先日、米国立衛生研究所(NIH)がFrancis Collins氏を所長に任命したが、これは同研究所の今後の方向性に対する単なる問題提起だけにとどまらない。問題は別のところにある。科学職は信仰とうまく折り合いをつけられるのかという問題である。別の言い方をすると、偉大な科学者でも篤い信仰心を持てるのかということだ。

Collins氏はヒトゲノム解析計画を統率した科学者の1人として有名だ。また、極めて深い信仰心を持つ科学者としての名声も確立している。27歳のときから福音派クリスチャンであるCollins氏は、宗教と科学の両立についての自身の見解を『ゲノムと聖書:科学者、〈神〉について考える(The Language of God: A Scientist Presents Evidence for Belief)』(2008年、NTT出版)の中で詳述している。

矛盾しているという意見に対しては、信仰は科学的法則や手法とまったく問題なく共存していけるという明確な回答を示している。神は単に自然を超越したところに存在するからだというわけだ。例えば、同著でCollins氏は自らを「有神論的進化論」者(「一度進化が始まれば、特別な超自然の介入など一切必要なかった」という説を一部支持する者)と呼んでいる。

ただ、Collins氏によると、有神論的進化論には「進化的説明を否定し、我々の精神性に注意を向ける」という点で人間は特異であるという意味もある。また、Collins氏は2006年にTime誌上で著名な無神論者で進化論者のRichard Dawkins氏と対談した際1、神は「まれにだが、一見超自然的な形で自然界に侵入することを選べる」とも示唆している。これは生物学者からすると奇妙な見方である。

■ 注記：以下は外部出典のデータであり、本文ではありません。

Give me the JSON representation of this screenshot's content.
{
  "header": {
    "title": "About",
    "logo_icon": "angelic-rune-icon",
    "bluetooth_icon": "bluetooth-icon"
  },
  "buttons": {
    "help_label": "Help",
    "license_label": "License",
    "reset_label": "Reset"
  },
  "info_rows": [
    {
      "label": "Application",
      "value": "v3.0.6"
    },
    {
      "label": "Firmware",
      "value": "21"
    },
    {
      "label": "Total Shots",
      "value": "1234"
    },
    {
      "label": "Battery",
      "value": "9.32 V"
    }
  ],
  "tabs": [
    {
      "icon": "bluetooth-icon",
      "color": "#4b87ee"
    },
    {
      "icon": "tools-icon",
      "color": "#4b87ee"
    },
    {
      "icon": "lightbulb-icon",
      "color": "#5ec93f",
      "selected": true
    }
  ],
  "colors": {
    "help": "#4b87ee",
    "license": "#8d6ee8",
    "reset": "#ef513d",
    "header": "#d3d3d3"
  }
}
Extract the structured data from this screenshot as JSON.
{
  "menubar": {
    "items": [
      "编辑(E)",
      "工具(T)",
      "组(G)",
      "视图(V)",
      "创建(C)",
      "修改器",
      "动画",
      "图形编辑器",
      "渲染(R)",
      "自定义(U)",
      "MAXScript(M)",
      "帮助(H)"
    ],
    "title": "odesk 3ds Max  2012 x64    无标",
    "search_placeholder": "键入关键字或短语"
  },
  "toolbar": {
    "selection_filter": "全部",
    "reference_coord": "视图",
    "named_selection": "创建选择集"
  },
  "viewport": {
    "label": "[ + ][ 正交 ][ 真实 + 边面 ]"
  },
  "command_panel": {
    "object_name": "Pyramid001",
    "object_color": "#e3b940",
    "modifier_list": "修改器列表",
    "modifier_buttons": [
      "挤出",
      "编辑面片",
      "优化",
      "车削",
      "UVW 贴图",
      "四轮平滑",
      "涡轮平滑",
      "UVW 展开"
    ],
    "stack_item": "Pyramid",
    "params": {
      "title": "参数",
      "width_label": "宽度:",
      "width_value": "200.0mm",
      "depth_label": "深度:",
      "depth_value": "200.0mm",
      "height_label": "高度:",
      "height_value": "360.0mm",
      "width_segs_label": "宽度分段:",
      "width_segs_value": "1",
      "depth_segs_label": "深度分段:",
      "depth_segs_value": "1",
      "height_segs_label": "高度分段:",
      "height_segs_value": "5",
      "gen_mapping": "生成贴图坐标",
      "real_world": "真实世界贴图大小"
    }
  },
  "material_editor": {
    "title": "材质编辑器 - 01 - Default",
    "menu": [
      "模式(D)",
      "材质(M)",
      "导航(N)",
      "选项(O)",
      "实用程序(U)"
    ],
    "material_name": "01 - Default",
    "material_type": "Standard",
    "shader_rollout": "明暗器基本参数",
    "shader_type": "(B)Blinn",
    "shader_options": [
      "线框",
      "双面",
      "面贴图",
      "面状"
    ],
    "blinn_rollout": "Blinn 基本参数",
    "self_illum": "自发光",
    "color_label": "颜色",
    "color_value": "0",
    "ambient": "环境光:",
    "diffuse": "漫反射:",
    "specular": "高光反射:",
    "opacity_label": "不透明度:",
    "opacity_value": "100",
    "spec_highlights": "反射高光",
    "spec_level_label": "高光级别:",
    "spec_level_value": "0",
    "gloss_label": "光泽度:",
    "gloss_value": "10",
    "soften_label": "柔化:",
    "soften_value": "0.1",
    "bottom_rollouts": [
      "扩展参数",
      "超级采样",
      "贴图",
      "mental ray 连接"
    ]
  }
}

Collins氏のような「有神論的科学者」は果たして稀なのだろうか? 1997年、ジョージア大学歴史学教授のEdward Larson氏とジャーナリストのLarry Withamが調査結果を報告したが、それによると、科学者の39%が神を信じていることが分かった2。全米科学振興協会(AAAS)と米国の非営利調査会社ピュー・リサーチセンターが行った2009年7月9日の調査でも、その数は33%に上った。

しかし2回目の調査で3、Larson氏とWitham氏はやや異なる問いを立てた。一流の科学者にも一般科学者と同じような信仰心があるのか? 2人は全米科学アカデミーの会員をいわゆる「偉大な科学者」サブグループとして利用した。すると、信仰を告白したのは回答者の7%にすぎなかった。

オックスフォード大学の化学者Peter Atkins 氏は、Larson氏とWitham氏の調査結果をこう評価している。「間違いなく科学者だし、信仰心があってもおかしくない。しかし、言葉の最も深い意味を考えると、本当の科学者だとは思わない。科学と神学はそれほど相いれない知の領域なのだ。」ハーバード大学の著名な心理学者Steven Pinker氏は、Collins氏の米国立衛生研究所所長任命を批判しつつ、ほぼ同じ発言をしている4。おそらく2人の考えは正しいのだろう。あるいは、科学者としてのキャリアを向上させつつ、信仰と生命科学のいずれも失墜させずに両立させうる人材となると、本当に稀だということになるのだろう。